Cattle Rustling On The Rise In Oklahoma

Monday, December 29th 2014, 6:23 pm
By: News 9

State investigators have seen an increase in the number of cattle thefts in 2014.

Drugs were a major contributor to the crimes, according to estimates by the Oklahoma Department of Agriculture.

Chief Agent Jerry Flowers said 80% of the cases they work are drug-related.

He said it is especially true in B.J. Holloway's case.

Holloway had six head of cattle stolen from his ranch near N.E. 63rd Street and Post Road in Spencer.

"It's an empty feeling, it's just empty," said Holloway.

He said he has been raising cattle since he was a boy and has become pretty attached to them over the years.

"They're just like pets," he explained.

When Holloway reported the theft to the Department of Agriculture, he discovered that he was not the only victim of cattle rustling this year.

In fact, Chief Flowers said the state has looked into reports of 1,500 cattle stolen in 2014. He said cattle rustling and tractor and trailer thefts have resulted in a $4 million loss to the industry.

"You know there is a lot of motivation for stealing cattle, it's about money, making fast money whether to buy narcotics or pay bills with," said Flowers.

He warned that many times these rustlers will get caught and the reason for the theft has surprised many.

"We find that these guys...try to make the fastest money they can to get their next fix of dope," Flowers said.
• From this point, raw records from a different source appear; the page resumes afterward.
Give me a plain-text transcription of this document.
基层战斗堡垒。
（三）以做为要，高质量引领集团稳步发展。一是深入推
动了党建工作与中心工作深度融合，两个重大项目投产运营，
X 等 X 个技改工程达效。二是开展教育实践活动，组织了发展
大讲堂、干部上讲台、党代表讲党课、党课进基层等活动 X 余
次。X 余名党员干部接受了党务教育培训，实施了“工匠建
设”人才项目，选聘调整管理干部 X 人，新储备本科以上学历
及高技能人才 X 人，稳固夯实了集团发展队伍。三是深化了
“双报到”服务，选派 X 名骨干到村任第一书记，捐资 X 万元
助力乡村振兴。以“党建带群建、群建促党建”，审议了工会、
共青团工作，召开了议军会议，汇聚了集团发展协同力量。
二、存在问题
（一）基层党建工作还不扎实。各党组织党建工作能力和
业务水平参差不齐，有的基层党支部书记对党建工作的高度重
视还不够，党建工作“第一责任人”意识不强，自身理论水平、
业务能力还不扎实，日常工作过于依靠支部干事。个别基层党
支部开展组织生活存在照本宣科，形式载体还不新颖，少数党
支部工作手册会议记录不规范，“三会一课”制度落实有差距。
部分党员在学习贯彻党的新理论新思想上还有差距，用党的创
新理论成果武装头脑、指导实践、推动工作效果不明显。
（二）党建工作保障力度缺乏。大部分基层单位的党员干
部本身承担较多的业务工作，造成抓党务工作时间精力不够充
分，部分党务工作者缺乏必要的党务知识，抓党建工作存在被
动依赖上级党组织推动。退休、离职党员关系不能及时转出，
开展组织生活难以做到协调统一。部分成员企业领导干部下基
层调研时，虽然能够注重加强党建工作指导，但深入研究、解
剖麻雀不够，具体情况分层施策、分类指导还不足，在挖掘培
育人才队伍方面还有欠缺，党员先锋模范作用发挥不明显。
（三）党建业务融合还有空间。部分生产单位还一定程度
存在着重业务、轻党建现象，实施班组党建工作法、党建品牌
Methamphetamine and other drugs are a major contributor to the rise in thefts, he added.

That turned out to be true in Holloway's case, Flowers explained, when they caught up to Conilius Demar Wright, 23, and Tyvenski Kewaun Long, 24, both admitted to investigators that they stole Holloway's cattle to buy marijuana.

Wright and Long confessed they used feed to lure the animals away from the ranch and then sold them at local auctions for a large payout.

Authorities said they both face charges in Canadian County for larceny and conspiracy. The penalty for stealing livestock is up to 10 years in prison.

“I have no good thing to say about 'em,” Holloway said, relieved the two were arrested.

He said he is now going through the proper channels to get reimbursed for the stolen cattle. Still, he admitted he cares more about getting his cattle back, than any amount of money.

“If I could get the cows back, that would make me happy,” said Holloway.